黄斑とは?
黄斑(おうはん)は、網膜の中心にある「ものを見るための最も大切な部分」です。新聞やスマートフォンの文字を読んだり、色を見分けたり、細かい作業をしたりする際に働きます。黄斑が正常に機能していることで、細かいものをくっきりとはっきり見ることができます。
黄斑前膜とは?
黄斑前膜とは、黄斑の表面に「うすい膜」ができる病気です。
この膜が黄斑を引っ張ることで、網膜の表面がしわのように歪み、見え方に影響を及ぼします。
【主な症状】
黄斑前膜の初期症状は気づきにくく、片目で見たときに次のような違和感が出るのが特徴です。
- 線が波打って見える(ゆがみ)
- 文字が歪んで見える
- 大きさが左右で違って見える(視覚のズレ)
- 視力が少しずつ低下する
片目ずつで見たときに気づくことが多く、両目で見ると違和感を感じにくいことがあります。
黄斑前膜の原因
目の奥には「硝子体(しょうしたい)」と呼ばれる、ゼリーのような透明な組織があります。この硝子体は年齢とともに少しずつ縮んで、網膜(もうまく)という薄い膜から自然にはがれていきます。

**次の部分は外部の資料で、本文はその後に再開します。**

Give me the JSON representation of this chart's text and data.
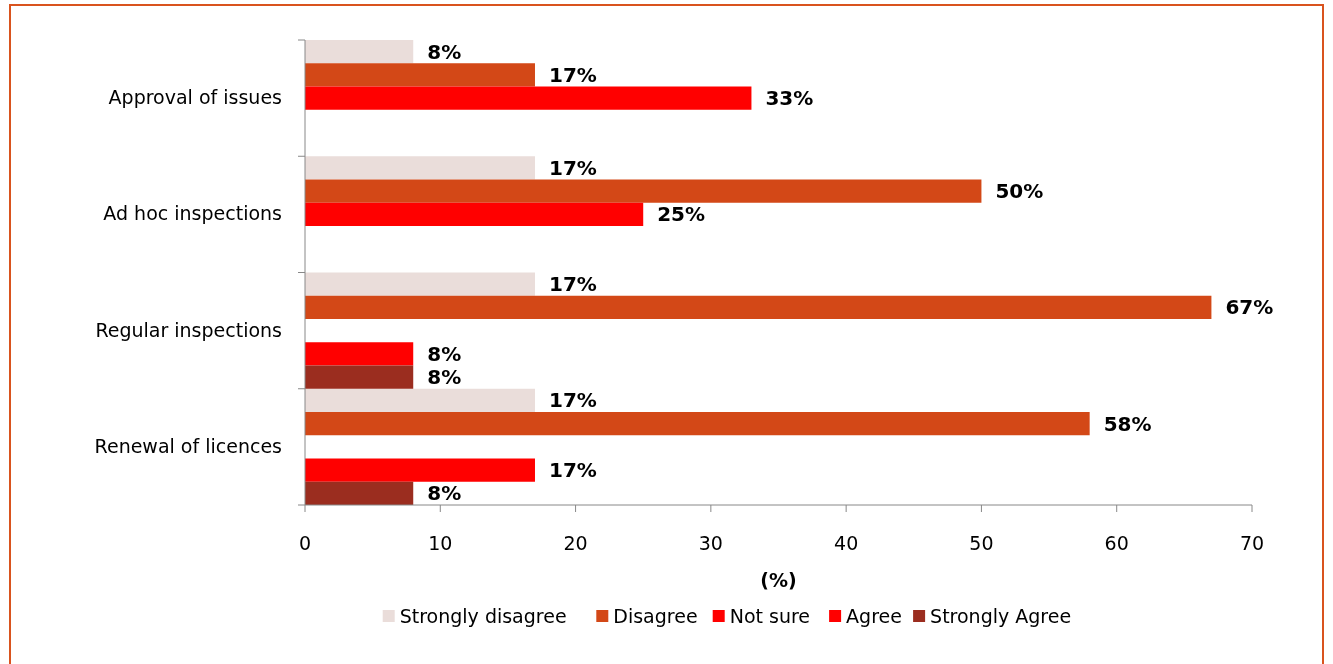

そのとき、黄斑の表面に細かい細胞が残って「うすい膜」ができてしまうことがあります。この膜が黄斑を引っ張るようになると、ものがゆがんで見える「黄斑前膜」が起こります。
【主な原因】
- 加齢による硝子体の変化(最も多い原因です)
- 網膜剥離やぶどう膜炎など他の目の病気に伴うもの
- 糖尿病網膜症など慢性疾患が背景にある場合も
黄斑前膜は50代以降で多くみられますが、年齢に関係なく発症することもあります。
黄斑前膜の治療法
黄斑前膜の治療は、症状の強さや進行の速さによって変わります。多くの方は、まず定期的な検査で経過を見ながら治療のタイミングを判断します。
視力が保たれており、ゆがみが軽い場合は、すぐに手術を行わずに経過観察を行います。OCT(光干渉断層計)という検査で黄斑の状態を確認し、膜の厚みや変化がないかをチェックします。この段階では、日常生活に支障がなければ治療を急ぐ必要はありません。

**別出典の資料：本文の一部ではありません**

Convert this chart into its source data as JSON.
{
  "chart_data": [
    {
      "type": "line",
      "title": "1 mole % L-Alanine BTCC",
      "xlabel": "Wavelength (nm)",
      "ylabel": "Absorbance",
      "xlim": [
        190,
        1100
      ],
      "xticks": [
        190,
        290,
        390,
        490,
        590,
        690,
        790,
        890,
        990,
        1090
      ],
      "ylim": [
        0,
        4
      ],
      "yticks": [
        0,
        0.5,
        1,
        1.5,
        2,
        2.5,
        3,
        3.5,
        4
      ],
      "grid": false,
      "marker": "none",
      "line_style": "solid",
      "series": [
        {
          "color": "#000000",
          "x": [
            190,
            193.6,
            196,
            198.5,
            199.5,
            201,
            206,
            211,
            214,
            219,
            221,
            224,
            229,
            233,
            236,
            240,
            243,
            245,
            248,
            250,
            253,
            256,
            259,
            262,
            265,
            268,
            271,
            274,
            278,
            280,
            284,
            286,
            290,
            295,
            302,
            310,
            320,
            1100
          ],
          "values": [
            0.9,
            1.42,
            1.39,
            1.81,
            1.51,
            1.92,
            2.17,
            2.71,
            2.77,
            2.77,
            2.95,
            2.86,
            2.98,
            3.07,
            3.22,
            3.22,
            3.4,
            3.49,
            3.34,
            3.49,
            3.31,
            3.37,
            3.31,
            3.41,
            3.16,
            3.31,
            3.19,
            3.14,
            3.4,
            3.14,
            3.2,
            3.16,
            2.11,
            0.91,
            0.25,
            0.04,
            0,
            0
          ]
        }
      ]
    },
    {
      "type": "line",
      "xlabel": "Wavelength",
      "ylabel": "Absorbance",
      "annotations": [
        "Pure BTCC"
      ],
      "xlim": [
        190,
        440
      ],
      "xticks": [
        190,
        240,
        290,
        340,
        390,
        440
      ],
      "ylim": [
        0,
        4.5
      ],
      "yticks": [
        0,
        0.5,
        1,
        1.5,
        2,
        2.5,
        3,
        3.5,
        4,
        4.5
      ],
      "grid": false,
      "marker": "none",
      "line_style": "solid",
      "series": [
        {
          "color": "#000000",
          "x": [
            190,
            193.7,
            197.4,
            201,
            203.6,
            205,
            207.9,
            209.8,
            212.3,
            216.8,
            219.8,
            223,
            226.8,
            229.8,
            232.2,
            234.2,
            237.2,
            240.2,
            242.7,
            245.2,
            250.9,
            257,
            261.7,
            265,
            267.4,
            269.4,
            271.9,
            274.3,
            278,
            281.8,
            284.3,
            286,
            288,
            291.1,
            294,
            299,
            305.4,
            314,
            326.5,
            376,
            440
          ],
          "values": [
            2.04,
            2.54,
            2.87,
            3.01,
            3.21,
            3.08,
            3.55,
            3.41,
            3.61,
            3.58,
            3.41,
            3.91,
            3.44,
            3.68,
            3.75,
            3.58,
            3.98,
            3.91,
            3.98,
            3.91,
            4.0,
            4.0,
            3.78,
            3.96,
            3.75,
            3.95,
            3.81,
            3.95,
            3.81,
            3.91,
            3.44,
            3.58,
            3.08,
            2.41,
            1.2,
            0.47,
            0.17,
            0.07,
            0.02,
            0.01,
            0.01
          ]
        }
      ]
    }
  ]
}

一方で、視力が0.8前後まで低下している、または線や文字のゆがみが強くなってきた場合には、硝子体手術(膜はく離手術)によって膜を取り除く方法を検討します。手術後は数週間〜数か月かけて徐々に見え方が安定していきます。ただし、膜が厚くなったり長く放置していた場合は、手術をしてもゆがみが残ることがあります。
視力が大きく落ちてからでは回復が難しくなるため、早めの受診と定期的な検査が重要です。(※手術を検討する目安や回復の経過には個人差があります。一般的には、標準的な治療方針に沿って専門医が判断します。)

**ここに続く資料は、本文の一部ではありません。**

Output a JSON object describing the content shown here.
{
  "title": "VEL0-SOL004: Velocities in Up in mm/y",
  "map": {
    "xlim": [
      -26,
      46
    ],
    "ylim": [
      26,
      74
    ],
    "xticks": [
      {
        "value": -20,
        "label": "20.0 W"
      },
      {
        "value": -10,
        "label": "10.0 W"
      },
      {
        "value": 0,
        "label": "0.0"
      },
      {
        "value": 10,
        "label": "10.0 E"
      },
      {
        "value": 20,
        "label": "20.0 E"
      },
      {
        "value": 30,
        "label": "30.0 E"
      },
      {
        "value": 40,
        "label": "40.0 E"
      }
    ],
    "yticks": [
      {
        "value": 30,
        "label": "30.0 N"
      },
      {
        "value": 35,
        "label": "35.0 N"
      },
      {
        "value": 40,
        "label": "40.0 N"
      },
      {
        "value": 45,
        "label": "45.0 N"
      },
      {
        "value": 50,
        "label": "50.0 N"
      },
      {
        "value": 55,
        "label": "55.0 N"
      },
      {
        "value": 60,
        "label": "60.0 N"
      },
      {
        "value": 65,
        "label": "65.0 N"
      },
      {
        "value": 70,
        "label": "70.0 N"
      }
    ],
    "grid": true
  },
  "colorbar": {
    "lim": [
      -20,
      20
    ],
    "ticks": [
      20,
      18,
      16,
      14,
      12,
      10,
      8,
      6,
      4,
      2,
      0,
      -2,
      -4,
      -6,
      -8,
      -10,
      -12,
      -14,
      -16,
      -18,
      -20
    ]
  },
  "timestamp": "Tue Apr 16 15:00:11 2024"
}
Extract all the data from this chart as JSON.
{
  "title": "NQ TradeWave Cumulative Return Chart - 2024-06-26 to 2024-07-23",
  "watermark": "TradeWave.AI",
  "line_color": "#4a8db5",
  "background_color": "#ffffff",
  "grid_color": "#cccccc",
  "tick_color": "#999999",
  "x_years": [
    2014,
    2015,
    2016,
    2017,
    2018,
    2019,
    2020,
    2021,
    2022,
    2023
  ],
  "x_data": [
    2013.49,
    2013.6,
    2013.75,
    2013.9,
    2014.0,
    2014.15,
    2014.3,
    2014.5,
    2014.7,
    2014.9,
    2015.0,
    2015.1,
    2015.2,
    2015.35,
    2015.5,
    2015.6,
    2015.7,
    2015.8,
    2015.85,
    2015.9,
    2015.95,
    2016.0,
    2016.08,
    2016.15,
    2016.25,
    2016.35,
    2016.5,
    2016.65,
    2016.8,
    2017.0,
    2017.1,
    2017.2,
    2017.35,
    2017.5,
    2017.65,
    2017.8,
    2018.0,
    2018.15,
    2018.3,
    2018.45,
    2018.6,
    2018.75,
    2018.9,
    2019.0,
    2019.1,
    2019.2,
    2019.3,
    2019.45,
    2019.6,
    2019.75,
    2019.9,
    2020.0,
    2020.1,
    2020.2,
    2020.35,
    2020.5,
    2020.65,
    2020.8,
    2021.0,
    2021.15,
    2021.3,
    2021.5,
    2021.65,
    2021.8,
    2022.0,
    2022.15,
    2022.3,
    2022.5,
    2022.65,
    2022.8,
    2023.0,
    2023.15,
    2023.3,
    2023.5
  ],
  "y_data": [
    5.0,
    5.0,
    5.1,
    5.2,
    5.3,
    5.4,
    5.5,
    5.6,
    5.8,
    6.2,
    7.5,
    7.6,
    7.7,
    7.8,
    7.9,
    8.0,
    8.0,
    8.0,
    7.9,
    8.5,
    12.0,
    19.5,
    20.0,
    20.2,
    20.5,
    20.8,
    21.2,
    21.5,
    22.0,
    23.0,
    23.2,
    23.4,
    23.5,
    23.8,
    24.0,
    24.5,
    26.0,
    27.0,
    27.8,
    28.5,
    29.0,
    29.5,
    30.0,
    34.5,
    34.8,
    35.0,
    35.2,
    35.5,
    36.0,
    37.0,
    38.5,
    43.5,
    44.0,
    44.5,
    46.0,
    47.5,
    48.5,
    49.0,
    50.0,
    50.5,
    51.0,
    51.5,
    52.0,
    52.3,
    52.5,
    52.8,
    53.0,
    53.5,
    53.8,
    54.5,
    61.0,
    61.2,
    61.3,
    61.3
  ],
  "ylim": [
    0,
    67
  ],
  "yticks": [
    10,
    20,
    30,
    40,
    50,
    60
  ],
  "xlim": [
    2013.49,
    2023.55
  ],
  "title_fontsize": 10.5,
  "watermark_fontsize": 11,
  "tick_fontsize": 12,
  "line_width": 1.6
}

日本網膜硝子体学会(JRVS)公式サイト:https://www.jrvs.jp/
治療と早期発見の重要性
黄斑前膜は、初期の段階では自覚症状が少なく、気づかないうちに進行することがあります。
そのため、見え方に大きな変化を感じていない場合でも、眼科での定期検査が重要です。
眼科では、視力検査に加えて、OCT(光干渉断層計)検査を行うことで、黄斑の形や膜の状態を詳しく確認することができます。 これにより、症状が軽いうちから変化を捉え、適切なタイミングで経過観察や治療の判断が可能になります。
特に、加齢とともに目の病気のリスクは高くなるため、定期的に眼科を受診し、目の状態をチェックしておくことが大切です。眼科受診に加え、日常生活の中でも、次のような点に注意してみることもおすすめです。
ご自宅で気づきやすいポイント
- 片目ずつで見たときに、文字や線が曲がって見えないか
- 以前よりも文字が歪んで見えたり、読みづらくなっていないか
- 左右の目で見え方に違いを感じないか
このような変化に気づいた場合は、早めに眼科を受診することが大切です。
特に、糖尿病や網膜の病気がある方は、症状がはっきりしない段階でも変化が進むことがあります。
定期的な眼科受診・適切な検査を受けることで、黄斑の状態を詳しく確認することができます。
まとめ
黄斑前膜は、見え方のゆがみや視力低下を引き起こすことのある、主に加齢に関連した病気です。
放置すると徐々に進行し、状態によっては手術を行っても見え方のゆがみが残ることがあります。
「片目で見ると線が曲がって見える」「最近、文字が歪んで読みにくい」と感じる場合は、早めに眼科で検査を受けることをおすすめします。